For sheer numbers, though, nobody tops Kevin Hart, whose live-show popularity has reached rock-star status, as evidenced in “Kevin Hart: What Now?” a concert film of Hart’s Aug. 30, 2015, performance in front of 53,000 people at Lincoln Financial Field in Hart’s hometown of Philadelphia.
Think of all the comics plying their trade on a tiny stage with nothing but a microphone, a stool and maybe a bottle of water as their props. Hart has a stool and a towel and a beverage in a red Solo cup, but he’s communicating via a golden microphone, he’s roaming a stage big enough to hold an Aerosmith production, and he’s backed by enormous video screens that alternate between showing his image and providing visual support to Hart’s routines.
Before we get to the concert footage, there’s a mildly amusing if not particularly original short bit in which Hart plays himself as a James Bond-type secret agent, complete with former Bond Girl Halle Berry (as Halle Berry) as his partner in hijinks. There’s an obligatory poker game pitting Hart against an evil Russian villain (David Meunier), Ed Helms as a wacky bartender and Don Cheadle as Don Cheadle, who grows increasingly impatient with Hart’s clowning around and his stalling tactics at the poker table.

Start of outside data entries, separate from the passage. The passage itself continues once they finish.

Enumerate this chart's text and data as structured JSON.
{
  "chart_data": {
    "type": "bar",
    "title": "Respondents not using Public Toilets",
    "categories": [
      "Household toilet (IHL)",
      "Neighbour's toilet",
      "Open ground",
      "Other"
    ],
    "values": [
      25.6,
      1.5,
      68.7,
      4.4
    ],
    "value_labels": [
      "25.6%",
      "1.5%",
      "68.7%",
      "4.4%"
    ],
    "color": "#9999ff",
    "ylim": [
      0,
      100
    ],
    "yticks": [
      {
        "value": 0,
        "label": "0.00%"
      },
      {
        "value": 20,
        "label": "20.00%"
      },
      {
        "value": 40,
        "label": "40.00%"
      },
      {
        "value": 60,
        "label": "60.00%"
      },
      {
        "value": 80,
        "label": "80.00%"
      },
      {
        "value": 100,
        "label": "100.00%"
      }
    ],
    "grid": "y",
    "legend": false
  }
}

OK, but why? Was there not enough stand-up material to fill a movie?
Tim Story directs the short film. Leslie Small takes over for the stand-up stuff and does a fine job of capturing the enormity of the arena setting juxtaposed with the image of one small man telling his stories to more than 50,000 people.
Cameras catch Hart in close-up as he mocks himself, imitates his fiancee, his father and his children, and spins outrageous anecdotes from kernels of real-life experiences. We get frequent close-ups of the multicultural audience (Hart takes note of the crowd’s racial makeup as a hopeful sign) as they laugh, double over with laughter, laugh some more, wipe away tears of laughter.

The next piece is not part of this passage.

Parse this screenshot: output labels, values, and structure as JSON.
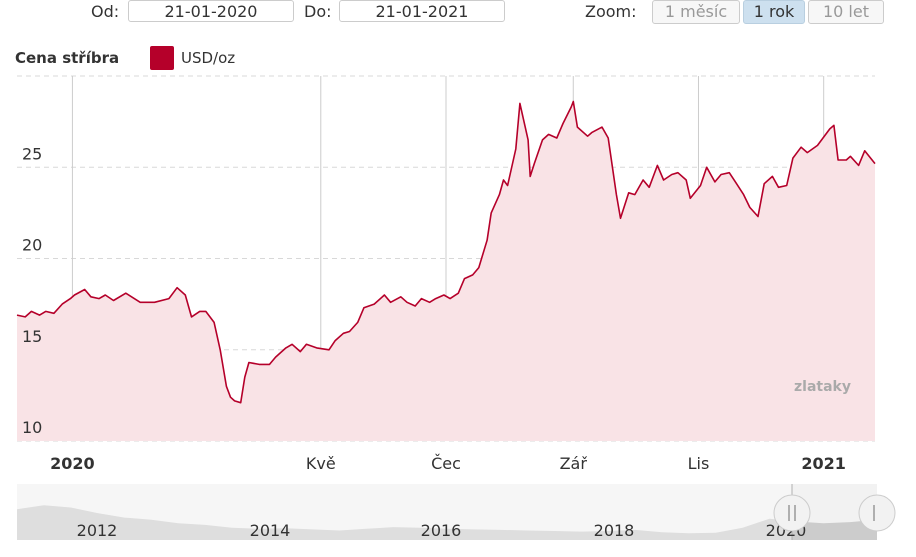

At first the big-board visuals illustrating Hart’s driveway, his backyard, the open waters for a routine about a woman getting attacked by a shark, et al., seem like a bit of a crutch. It’s not as if Richard Pryor or Eddie Murphy or George Carlin needed such visual aids, right? But considering the size of the venue, the photos and animated videos are probably a valuable tool. (The text messages that pop up on the big screens as Hart does a spot-on routine about a woman carrying on a dialogue with herself when her man isn’t answering definitely help to bring home the punch lines.)
Hart has a strange fixation on scenarios in which people are maimed. There’s a routine about a woman who has her shoulder bitten off, another routine about a man who loses both kneecaps to an orangutan attack, and yet another bit imagining a woman losing an arm and a leg to the aforementioned shark attack. All very funny, but that’s a lot of wacky injury material for one night.

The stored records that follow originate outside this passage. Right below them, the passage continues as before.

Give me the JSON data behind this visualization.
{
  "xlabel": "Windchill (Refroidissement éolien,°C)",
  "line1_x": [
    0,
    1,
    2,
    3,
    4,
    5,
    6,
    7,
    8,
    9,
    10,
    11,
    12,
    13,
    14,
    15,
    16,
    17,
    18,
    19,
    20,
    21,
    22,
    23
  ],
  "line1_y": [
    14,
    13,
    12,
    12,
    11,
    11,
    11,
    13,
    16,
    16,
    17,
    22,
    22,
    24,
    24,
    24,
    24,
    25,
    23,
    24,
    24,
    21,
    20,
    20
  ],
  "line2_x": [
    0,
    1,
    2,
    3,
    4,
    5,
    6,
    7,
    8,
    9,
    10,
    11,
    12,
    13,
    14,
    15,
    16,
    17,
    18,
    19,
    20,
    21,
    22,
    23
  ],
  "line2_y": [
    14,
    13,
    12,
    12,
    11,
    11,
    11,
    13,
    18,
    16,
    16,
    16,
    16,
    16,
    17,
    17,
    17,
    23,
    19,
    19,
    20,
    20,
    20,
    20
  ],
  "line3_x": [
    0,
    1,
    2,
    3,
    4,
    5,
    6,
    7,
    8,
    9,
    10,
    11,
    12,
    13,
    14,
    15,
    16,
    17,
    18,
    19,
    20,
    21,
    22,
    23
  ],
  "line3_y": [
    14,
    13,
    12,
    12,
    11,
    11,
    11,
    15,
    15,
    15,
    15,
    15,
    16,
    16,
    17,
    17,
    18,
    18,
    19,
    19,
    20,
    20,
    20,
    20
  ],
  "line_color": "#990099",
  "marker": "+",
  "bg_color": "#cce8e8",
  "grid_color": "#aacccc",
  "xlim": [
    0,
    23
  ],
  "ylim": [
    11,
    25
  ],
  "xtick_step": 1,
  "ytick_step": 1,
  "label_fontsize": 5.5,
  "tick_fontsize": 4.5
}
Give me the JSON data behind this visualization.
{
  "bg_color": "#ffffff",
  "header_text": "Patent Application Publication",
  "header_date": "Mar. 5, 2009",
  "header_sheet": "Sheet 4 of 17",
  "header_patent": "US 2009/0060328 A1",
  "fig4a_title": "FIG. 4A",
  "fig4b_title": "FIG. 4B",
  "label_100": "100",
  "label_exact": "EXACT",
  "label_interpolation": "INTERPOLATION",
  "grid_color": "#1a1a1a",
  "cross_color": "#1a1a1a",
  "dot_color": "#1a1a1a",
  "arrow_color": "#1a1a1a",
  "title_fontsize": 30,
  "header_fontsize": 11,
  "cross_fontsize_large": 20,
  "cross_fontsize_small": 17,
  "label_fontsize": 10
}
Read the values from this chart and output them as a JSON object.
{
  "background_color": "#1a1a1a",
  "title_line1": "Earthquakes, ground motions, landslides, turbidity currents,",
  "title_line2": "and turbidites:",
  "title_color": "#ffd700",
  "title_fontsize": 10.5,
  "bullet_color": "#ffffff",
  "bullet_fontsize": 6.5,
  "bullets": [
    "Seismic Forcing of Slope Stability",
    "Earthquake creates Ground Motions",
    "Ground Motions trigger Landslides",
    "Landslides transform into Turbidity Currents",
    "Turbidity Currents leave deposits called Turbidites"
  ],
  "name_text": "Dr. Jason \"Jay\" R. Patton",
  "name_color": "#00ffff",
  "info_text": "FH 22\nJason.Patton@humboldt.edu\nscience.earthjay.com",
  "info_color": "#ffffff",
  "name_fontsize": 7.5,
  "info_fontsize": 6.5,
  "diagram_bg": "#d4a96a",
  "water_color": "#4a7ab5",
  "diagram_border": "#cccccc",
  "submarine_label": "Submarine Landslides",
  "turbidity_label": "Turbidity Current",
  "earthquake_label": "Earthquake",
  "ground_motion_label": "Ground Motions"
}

I wouldn’t put Hart in the same league as Seinfeld as a master of observation, Louis C.K. as an edgy storyteller, Pryor or Murphy or Carlin or Robin Williams as a genius of stand-up. He’s really good. He clearly enjoys what he’s doing, and he basks in the glory of selling out such a huge arena.
Hart never really addresses the question of “What Now?” What’s next is more sold-out stand-up dates — and hopefully some scripts better suited to Hart’s strengths when next we see him playing someone other than Kevin Hart.